Well said cousin!
To bring in a world class course on land of typical sand hills nature, it requires a mind more oriented towards strategy than engineering know-how. Collective efforts of great strategic golf minds gave us Sand Hills in my opinon. (Youngscap, Coore/Crenshaw, and their boys).
I have been lurking on the other thread on strategic holes that is becoming a full day's read. It strikes me that such collective thinking and debate applied to a sand hills typical property of endless possibilities would produce a great course. (I know the old rule of thumb about too many cooks spoil the dinner, and design by committee, and all that). But, in the case of the typical sand hill property, where the construction in terms of necessary engineering know-how is minimized (50-100 feet of sand below tends to minimize drainage scheme headaches, etc
) the emphasis becomes strategy and "sensitivity to the land". If one knows the sand hills intimately in terms of wind, native grasses, erosion potential if too much machine trampling around it is done, and one can build natural looking bunker hazards or augment blow-outs to properly fit into a strategic scheme, then one can be successful out there.

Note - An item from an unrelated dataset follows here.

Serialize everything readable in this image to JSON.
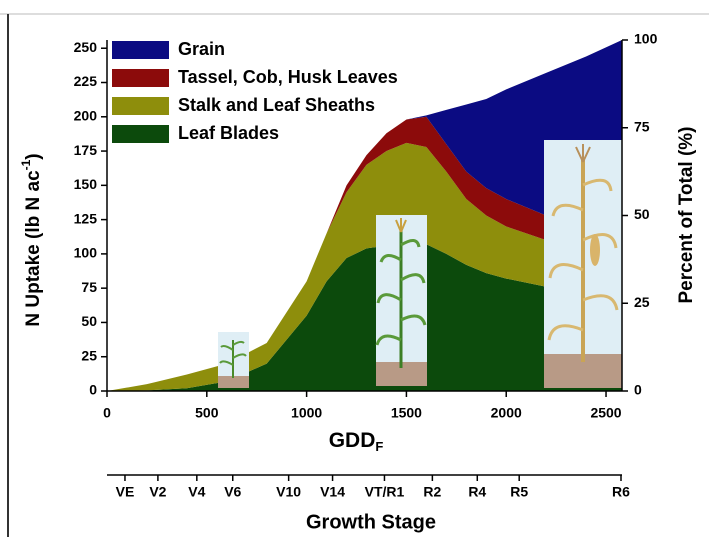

A Very big factor in success out there is a turf man that understands what will be needed in designing the right irrigation to cover what you should (AND NOT DRIFT INTO WHAT YOU SHOULDN'T!) A great understanding of the micro climates that exist out there, and what turf to select for tees, fairways, surrounds and greens is important because assuming minimal grading and disturbance puts emphasis on what is left to define the golf course, the grass!
Not even C&C are infallible in all things sand hills. I can show you pictures where the design is at the mercy of the wind erosion to the extent that if something doesn't halt the process, serious playability on certain parts of some of the golf hole's designs will be compromised in not too much longer time. How do you construct natural bunkers or shore up existing blow-outs to not eventually encroach into key playing area strategic places?
Finding what nature created, and then routing it properly, and being golf strategic/intelligent enough to match what you know about the sand hills environment with what makes great golf is not a slam dunk. Any lesser combination may yield a course of some good holes and some clunkers, but not a masterpiece. From what I have gathered in reading about Eddie Hackett, that may be the rap on his efforts. Great land, natural approach to design, not under the pressure of having every hole a signature hole, and possibly missing a few opportunities...
A question I might ponder, is it possible to be over qualified in the LA engineering sense, to work in the sand hills?